As much as I appreciate Gonzalez’s and other Mass cyclists’ free-spirited, rebellious vibe, I’m not sure that I wouldn’t maneuver my car through a herd of bike riders if my daughter was in the car with me and was not feeling well.

While on the issue of public safety, the other night as I watched many families biking together on the Mass ride, I saw too many children riding without helmets. Event organizers need to be more stringent about safety rules — especially for minors.

City of Miami officials and police have shown great restraint in dealing with Critical Mass, though the calls complaining of the event are increasing. “We want to be supportive and better serve all parties involved. Permits would be a welcomed step because it would allow us to redirect car traffic and also ride along with the cyclists and look out for their safety,” said Miami Police Maj. Delrish Moss.
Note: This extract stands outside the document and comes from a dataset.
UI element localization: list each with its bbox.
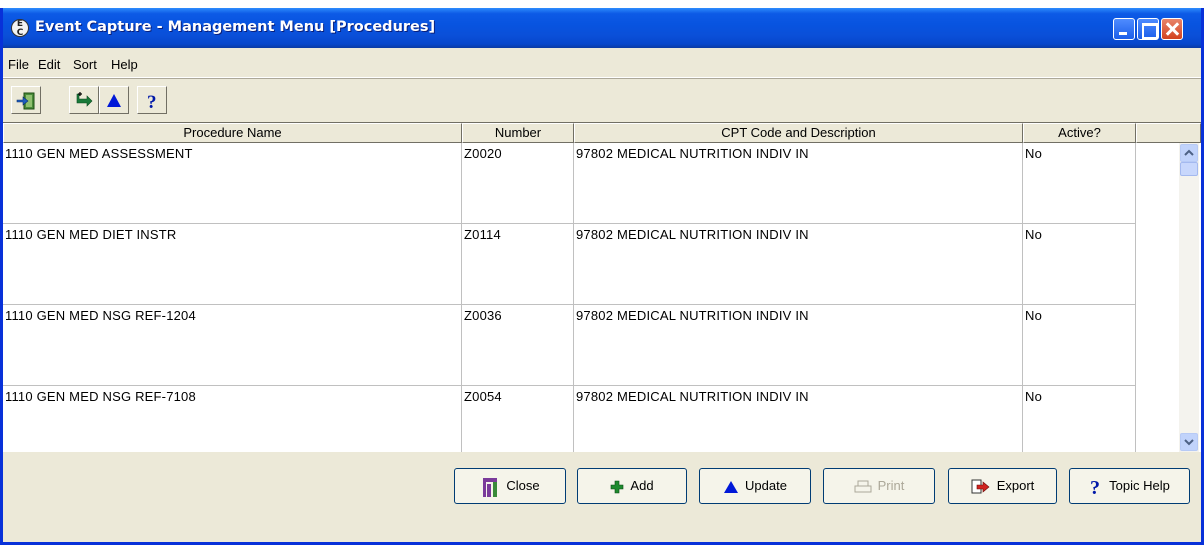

There is also the issue of the angry merchants.

All along Calle Ocho, business owners expressed their displeasure during the most recent Mass ride.

Pati Vargas, executive director of Viernes Culturales (Cultural Fridays), a potpourri of cultural events held on Southwest Eighth Street on the last Friday of every month, expressed her concern for Critical Mass’ “blatant disregard” for the monthly event. “I want to work with them, but they need to be a little more sensitive to the needs of the Little Havana merchants.”

There is a unique and refreshing sense of sharing that takes place during a Critical Mass ride.

The participants appear to be decent, law-abiding Miamians who are having a good time with friends and family while making a valid point about bike safety.

The trouble is one group’s rights, no matter how well intentioned, do not supersede the rights of others. Miami should embrace Critical Mass rides — accent them with our own Magic City flavor.

However, organizers of the bike events need to be a bit more yielding to authorities to make the rides safer and more enjoyable for everyone involved — on and off the bikes.